Es geht ihm dabei darum, dass seine zentrale Botschaft verkündet wird: Das Reich Gottes ist nahe! Diese Botschaft ist ihm so wichtig, dass die Jünger sie sogar noch dort hinterlassen sollen, wo man sie ablehnt: „selbst den Staub, der an unseren Füßen klebt, lassen wir zurück; doch das sollt ihr wissen: das Reich Gottes ist Euch nahe.“(Lk 10,11)

Jesus wusste, was er wollte, als er seinen Jüngern empfahl:
Geht arm und ungeschützt zu den Menschen.

  • Vermeidet jeden Verdacht, in die eigene Tasche wirtschaften zu wollen (indem ihr etwa von Haus zu Haus zieht und euch überall das Beste heraussucht).
  • Redet nicht nur vom Gottvertrauen, sondern lebt danach, indem ihr jeden Tag darauf wartet, dass euch das Nötige (das ‚tägliche Brot‘ des Vaterunsers) gegeben wird.
  • Je weniger ihr euch selber und dem Geld dient, desto mehr dient ihr Gott, desto mehr folgen euch die Menschen, desto mehr tragt ihr dazu bei, dass das Gottes Reich auf Erden ankommt.“

Wir spüren, dass er recht hat: unsere Kirche hat zur Zeit eine Glaubwürdigkeitskrise, nicht nur wegen der furchtbaren Missbrauchsfälle.

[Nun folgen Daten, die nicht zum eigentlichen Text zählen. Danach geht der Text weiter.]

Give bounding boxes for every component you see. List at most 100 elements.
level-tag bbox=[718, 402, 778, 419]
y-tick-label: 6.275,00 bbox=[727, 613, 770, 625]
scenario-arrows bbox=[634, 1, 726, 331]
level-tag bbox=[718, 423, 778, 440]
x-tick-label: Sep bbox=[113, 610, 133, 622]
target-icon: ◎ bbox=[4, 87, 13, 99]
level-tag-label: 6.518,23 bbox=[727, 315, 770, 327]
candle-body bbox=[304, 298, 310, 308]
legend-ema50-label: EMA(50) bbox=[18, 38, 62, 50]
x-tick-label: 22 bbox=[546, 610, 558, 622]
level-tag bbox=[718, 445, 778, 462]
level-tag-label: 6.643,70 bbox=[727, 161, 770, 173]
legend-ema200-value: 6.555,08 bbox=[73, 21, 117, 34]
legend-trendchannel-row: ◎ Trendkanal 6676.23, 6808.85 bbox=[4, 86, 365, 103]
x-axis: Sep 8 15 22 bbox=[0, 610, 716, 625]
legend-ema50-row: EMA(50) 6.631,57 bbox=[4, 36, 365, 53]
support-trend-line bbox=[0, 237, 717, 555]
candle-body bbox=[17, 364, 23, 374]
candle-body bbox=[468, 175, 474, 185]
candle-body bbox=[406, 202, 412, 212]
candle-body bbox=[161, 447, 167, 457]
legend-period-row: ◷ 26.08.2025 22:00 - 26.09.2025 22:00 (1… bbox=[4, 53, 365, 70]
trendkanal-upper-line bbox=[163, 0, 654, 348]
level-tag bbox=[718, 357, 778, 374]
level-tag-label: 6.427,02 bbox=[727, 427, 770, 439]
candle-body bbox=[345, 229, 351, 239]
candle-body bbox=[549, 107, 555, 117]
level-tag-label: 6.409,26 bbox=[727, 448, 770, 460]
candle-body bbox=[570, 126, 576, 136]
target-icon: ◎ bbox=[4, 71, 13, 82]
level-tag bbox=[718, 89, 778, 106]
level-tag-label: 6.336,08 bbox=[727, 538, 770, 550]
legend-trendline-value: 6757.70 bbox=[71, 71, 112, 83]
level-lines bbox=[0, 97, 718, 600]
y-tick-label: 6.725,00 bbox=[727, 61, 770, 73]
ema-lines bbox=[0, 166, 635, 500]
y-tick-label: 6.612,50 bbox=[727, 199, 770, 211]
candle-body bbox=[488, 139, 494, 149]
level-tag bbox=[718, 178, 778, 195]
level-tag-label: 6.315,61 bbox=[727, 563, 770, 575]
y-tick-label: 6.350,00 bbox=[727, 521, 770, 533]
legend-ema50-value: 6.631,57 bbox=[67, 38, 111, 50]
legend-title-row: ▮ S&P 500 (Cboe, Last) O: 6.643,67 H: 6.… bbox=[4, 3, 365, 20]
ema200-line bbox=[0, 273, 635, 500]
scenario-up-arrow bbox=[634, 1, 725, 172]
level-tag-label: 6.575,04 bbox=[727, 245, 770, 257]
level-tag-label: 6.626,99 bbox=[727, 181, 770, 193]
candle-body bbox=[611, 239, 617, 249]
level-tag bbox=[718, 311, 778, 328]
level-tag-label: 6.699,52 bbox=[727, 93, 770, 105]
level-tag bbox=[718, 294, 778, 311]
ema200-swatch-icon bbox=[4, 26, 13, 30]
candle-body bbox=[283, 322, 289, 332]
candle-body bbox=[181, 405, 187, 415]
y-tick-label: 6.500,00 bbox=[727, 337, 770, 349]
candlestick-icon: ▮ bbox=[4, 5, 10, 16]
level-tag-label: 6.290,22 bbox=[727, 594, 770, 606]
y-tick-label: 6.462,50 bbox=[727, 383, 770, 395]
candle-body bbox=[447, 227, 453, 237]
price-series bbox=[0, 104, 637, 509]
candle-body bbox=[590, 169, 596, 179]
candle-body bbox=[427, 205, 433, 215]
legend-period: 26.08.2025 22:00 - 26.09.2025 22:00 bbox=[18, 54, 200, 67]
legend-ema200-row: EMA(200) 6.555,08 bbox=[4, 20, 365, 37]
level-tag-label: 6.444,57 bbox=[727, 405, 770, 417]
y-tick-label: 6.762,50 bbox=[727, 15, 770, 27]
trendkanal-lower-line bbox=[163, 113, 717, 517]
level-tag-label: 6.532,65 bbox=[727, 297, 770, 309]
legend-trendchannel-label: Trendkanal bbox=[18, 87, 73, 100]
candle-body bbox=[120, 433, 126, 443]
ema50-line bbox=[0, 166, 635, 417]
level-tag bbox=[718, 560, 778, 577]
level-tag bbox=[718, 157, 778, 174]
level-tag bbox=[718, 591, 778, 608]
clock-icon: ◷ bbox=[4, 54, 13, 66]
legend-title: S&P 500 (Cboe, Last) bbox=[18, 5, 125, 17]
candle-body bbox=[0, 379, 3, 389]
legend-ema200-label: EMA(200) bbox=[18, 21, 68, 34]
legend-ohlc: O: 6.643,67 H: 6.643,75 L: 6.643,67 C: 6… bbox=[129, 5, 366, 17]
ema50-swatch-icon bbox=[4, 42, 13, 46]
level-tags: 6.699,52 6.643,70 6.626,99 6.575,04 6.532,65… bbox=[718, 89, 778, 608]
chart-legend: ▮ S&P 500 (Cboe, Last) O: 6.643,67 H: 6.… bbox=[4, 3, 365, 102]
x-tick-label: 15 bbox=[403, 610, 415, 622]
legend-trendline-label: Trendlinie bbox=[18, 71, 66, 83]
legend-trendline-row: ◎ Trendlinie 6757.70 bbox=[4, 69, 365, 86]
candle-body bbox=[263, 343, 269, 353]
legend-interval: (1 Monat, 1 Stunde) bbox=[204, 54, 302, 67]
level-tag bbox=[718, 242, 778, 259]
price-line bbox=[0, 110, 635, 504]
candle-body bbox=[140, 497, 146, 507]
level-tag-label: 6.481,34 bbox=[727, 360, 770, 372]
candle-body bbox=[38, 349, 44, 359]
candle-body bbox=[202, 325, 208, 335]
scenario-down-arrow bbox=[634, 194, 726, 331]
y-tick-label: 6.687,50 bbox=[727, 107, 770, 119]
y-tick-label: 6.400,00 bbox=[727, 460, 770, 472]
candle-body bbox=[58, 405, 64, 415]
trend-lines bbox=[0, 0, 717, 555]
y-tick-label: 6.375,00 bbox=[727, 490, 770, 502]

Das Geld steht viel zu oft im Vordergrund kirchlichen Denkens und Handelns, unsere Kirche ist reich. Oft geht es nur um Machterhalt, ums Recht haben und Recht behalten. Das Thema „Frau in der Kirche“ beschäftigt zur Zeit viele. Was können wir tun angesichts des Priestermangels? Was für ein Gewicht hat die Liebe zwischen zwei Menschen, auch wenn es zwei Männer oder zwei Frauen sind? Die Liste der Gründe für die gegenwärtige Situation der Kirche ist lang. Wir brauchen dringend den synodalen Weg, das Gespräch von Bischöfen, Priestern und Laien auf Augenhöhe, das Ringen um die Wege in die Zukunft.

Jesus selbst gibt dafür die Wegweisung: an seiner Botschaft muss sich alles Handeln orientieren: Das Reich Gottes ist nahe!

Doch schon in unserem Evangelium wird klar: der Mensch kann sich weigern, diese Botschaft anzunehmen –aus Angst, Desinteresse oder Misstrauen. Und das erleben wir auch:

Da, wo wir leben am Arbeitsplatz, im Verein, in der Nachbarschaft, in der eigenen Familie, überall. Dort treffen wir mit unserer christlichen Überzeugung auf Gleichgültigkeit und auf Ablehnung. Auf Menschen, die uns zurückweisen. Die nichts davon wissen wollen.

In manchen Situationen braucht es vielleicht ein klares Zeichen der Abgrenzung. Ich schüttle den Staub von meinen Füßen. Mit Dir will ich nichts zu tun haben, nicht mal deinen Dreck will ich haben, um in der Sprache des Evangeliums zu bleiben.

Trotzdem: das Reich Gottes ist nahe. Wir müssen nicht nur frustriert sein, wir können uns weiter bemühen, Frieden zu stiften, Menschen zu heilen in ihrer Traurigkeit, in ihrer Verzweiflung, in ihrem Gefühl, nichts wert zu sein.

Menschen, die so handeln, deren Namen sind im Himmel verzeichnet. Das ist nicht kein Verzeichnis von Fleißkärtchen, die wir am Ende des Lebens vorweisen können. Wer im Himmel verzeichnet ist, der gehört zum Himmel, zu Jesus, zu Gott.

Mit dieser Aussicht lässt sich dann auch aufbrechen – wie Schafe, d.h. wenigstens zu zweit, miteinander, auch unter die Wölfe. Und manchmal müssen die Schafe dabei auch den Hirten vorangehn.